The coronavirus disease 2019 (COVID-19) pandemic is an unprecedented public health crisis globally. Understanding healthcare providers’ (HCPs’) knowledge and perceptions of COVID-19 is crucial to identifying effective strategies to improve their ability to respond to the pandemic in sub-Saharan Africa. A phone-based survey of 900 HCPs in Burkina Faso, Ethiopia, and Nigeria (300 per country) was conducted to assess knowledge, perceptions, COVID-19 prevention measures, stigma, and mental health of HCPs. Modified Poisson regression models were used to evaluate predictors of knowledge, perceptions, and prevention measures; adjusted risk ratios (ARRs) and 95% confidence intervals (CIs) were calculated. Three-fourths of the HCPs had adequate knowledge, and over half had correct perceptions of risk and high levels of self-reported prevention measures. The majority of the HCPs (73.7%) reported self-perceived social stigma. There was relatively low prevalence of depression (6.6%), anxiety (6.6%), or psychological distress (18%). Compared with doctors, being a nurse was associated with lower levels of knowledge (ARR: 0.83; 95% CI: 0.77–0.90) and was also negatively associated with having correct perceptions toward COVID-19 (AOR: 0.82; 95% CI: 0.73–0.92).
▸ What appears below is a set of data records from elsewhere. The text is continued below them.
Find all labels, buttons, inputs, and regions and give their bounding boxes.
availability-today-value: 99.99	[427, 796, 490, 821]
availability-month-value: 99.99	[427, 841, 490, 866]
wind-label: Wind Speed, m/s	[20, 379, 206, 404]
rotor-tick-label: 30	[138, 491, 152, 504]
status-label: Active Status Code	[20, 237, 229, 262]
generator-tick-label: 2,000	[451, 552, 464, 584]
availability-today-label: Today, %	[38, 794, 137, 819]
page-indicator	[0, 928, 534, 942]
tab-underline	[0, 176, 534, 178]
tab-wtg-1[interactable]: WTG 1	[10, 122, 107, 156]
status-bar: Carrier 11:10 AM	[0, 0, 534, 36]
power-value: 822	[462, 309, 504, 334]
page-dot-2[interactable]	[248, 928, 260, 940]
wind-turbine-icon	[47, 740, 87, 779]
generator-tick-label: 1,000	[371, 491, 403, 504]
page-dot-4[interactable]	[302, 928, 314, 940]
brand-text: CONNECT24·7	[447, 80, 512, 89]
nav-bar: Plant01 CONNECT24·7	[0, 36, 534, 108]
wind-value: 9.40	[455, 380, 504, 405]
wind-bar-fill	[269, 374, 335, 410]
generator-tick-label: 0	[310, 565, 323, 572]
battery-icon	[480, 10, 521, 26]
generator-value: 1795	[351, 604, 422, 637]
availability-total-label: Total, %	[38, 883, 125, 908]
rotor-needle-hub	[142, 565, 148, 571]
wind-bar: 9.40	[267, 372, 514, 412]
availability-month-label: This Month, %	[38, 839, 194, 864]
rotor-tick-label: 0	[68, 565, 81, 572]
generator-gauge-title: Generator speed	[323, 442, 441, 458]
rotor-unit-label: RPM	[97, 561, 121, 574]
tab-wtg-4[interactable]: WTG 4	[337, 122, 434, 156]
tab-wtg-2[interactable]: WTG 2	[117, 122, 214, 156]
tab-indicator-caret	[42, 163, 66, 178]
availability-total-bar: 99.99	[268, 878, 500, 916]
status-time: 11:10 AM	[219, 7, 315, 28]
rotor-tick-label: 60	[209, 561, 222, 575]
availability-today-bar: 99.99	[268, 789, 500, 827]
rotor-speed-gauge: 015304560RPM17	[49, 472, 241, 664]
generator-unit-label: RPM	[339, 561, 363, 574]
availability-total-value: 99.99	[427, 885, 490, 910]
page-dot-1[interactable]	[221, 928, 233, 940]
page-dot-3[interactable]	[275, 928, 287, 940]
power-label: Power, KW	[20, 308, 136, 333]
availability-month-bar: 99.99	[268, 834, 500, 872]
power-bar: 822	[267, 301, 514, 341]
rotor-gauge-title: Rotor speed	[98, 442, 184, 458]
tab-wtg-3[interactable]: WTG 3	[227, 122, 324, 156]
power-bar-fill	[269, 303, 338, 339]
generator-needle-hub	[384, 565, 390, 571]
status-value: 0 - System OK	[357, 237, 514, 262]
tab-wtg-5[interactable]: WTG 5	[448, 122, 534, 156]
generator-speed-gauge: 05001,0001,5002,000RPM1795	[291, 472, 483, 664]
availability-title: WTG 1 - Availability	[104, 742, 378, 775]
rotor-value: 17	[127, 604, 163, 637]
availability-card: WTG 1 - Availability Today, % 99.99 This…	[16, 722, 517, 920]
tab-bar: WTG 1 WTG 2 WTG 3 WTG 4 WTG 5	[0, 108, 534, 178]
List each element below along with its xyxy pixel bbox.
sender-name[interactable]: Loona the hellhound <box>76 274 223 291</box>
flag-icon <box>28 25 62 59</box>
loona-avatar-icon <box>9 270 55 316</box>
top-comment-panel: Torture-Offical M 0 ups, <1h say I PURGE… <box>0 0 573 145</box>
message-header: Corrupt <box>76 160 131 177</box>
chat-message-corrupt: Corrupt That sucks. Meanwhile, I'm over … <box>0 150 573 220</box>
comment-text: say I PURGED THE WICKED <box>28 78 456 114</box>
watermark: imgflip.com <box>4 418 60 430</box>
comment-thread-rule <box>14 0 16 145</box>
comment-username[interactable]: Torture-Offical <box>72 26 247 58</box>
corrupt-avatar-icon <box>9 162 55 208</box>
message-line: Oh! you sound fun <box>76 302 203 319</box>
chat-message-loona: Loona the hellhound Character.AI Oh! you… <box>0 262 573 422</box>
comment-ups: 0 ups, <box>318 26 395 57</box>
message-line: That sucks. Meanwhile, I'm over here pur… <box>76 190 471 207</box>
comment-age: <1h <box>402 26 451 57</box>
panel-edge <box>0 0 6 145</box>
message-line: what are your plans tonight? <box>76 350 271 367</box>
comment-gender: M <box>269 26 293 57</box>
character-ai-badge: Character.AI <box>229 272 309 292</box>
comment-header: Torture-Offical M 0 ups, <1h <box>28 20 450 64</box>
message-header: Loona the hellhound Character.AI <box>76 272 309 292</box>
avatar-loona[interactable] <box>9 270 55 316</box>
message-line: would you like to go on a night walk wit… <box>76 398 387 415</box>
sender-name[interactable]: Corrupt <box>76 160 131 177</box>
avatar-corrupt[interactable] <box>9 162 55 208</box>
HCPs treating COVID-19 patients had higher likelihood of having high levels of prevention measures (AOR: 1.37; 95% CI: 1.23–1.53). Despite high levels of knowledge among HCPs in sub-Saharan Africa, there is a need to improve COVID-19 perceptions and compliance with prevention measures as well as address social stigma toward HCPs to better ensure their safety and prepare them to deliver health services.